While the upcoming Richard Gere and Diane Lane movie “Nights in Rodanthe” is drawing lots of attention, it’s not the only film in the works that centers around Hatteras Island.
Alan Smith of Dreamworks Productions and his crew are planning an October trip to Hatteras Island, (their 4th trip in 2008), for the filming of their upcoming documentary “The Rescue Men: The Story of the Pea Island Lifesavers.” The film is based on the 2001 book “Fire on the Beach: Recovering the Lost Story of Richard Etheridge and the Pea Island Lifesavers” by David Wright and David Zoby.
The film and book tell the story of the courageous but little known all black Pea Island Lifesaving Crew. Richard Etheridge, a former slave and island resident, was commissioned in the early 1800s to be in charge of the U.S. lifesaving station on Pea Island. According to the book, the white crew refused to serve under Etheridge, so he recruited seven African Americans to work with him.
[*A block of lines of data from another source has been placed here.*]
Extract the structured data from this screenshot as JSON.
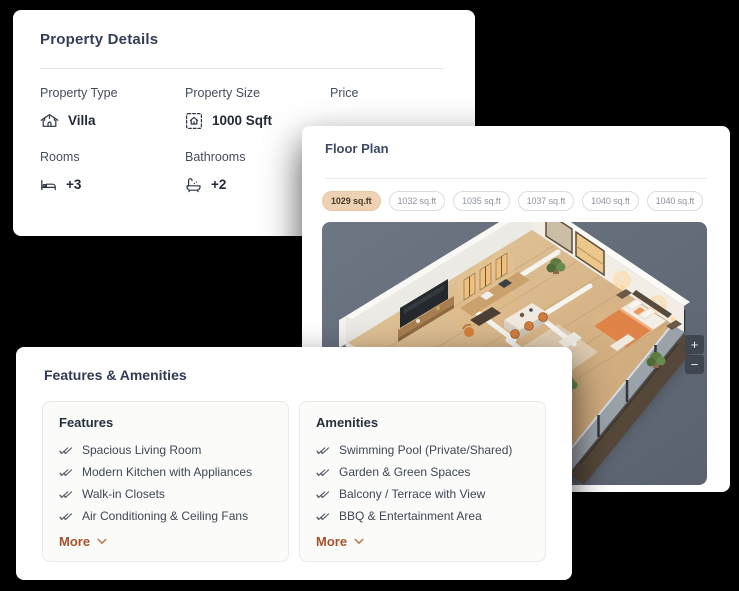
{
  "property_details": {
    "title": "Property Details",
    "labels": {
      "type": "Property Type",
      "size": "Property Size",
      "price": "Price",
      "rooms": "Rooms",
      "bathrooms": "Bathrooms"
    },
    "values": {
      "type": "Villa",
      "size": "1000 Sqft",
      "rooms": "+3",
      "bathrooms": "+2"
    }
  },
  "floor_plan": {
    "title": "Floor Plan",
    "tabs": [
      {
        "label": "1029 sq.ft",
        "selected": true
      },
      {
        "label": "1032 sq.ft",
        "selected": false
      },
      {
        "label": "1035 sq.ft",
        "selected": false
      },
      {
        "label": "1037 sq.ft",
        "selected": false
      },
      {
        "label": "1040 sq.ft",
        "selected": false
      },
      {
        "label": "1040 sq.ft",
        "selected": false
      }
    ],
    "zoom_in": "+",
    "zoom_out": "−"
  },
  "features_amenities": {
    "title": "Features & Amenities",
    "features": {
      "title": "Features",
      "items": [
        "Spacious Living Room",
        "Modern Kitchen with Appliances",
        "Walk-in Closets",
        "Air Conditioning & Ceiling Fans"
      ],
      "more": "More"
    },
    "amenities": {
      "title": "Amenities",
      "items": [
        "Swimming Pool (Private/Shared)",
        "Garden & Green Spaces",
        "Balcony / Terrace with View",
        "BBQ & Entertainment Area"
      ],
      "more": "More"
    }
  },
  "colors": {
    "selected_tab_bg": "#EDD2B4",
    "more_link": "#A5532C",
    "title_navy": "#2F3B55",
    "floorplan_backdrop": "#67707C",
    "page_background": "#000000"
  }
}
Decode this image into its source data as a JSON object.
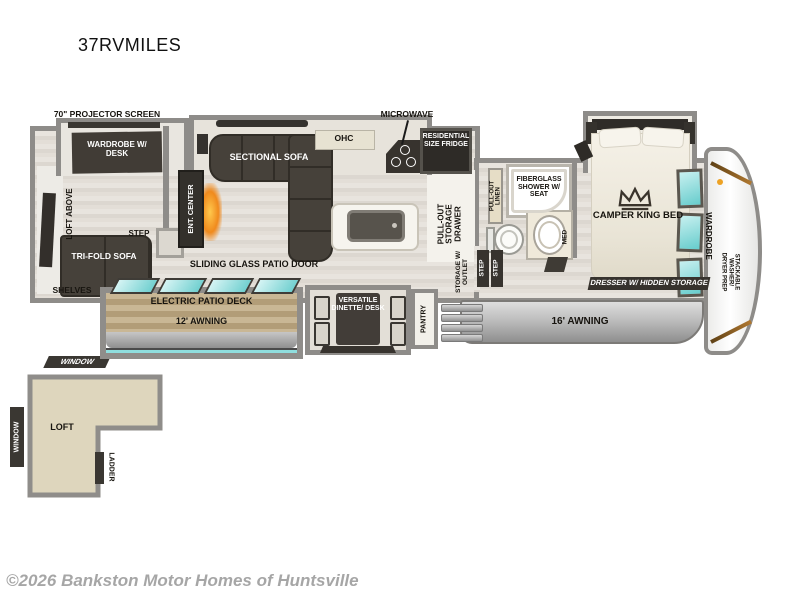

Etheridge and his crew were credited with saving more than 200 people and were awarded the Coast Guard’s Gold Life-Saving medal in 1996, years after their deaths.
“Rescue Men,” while still in the process of filming, is expected to be shown at the Sundance Film Festival in Park City, Utah in January 2009, and Smith plans both a theatrical and festival release, followed by a broadcast TV premiere.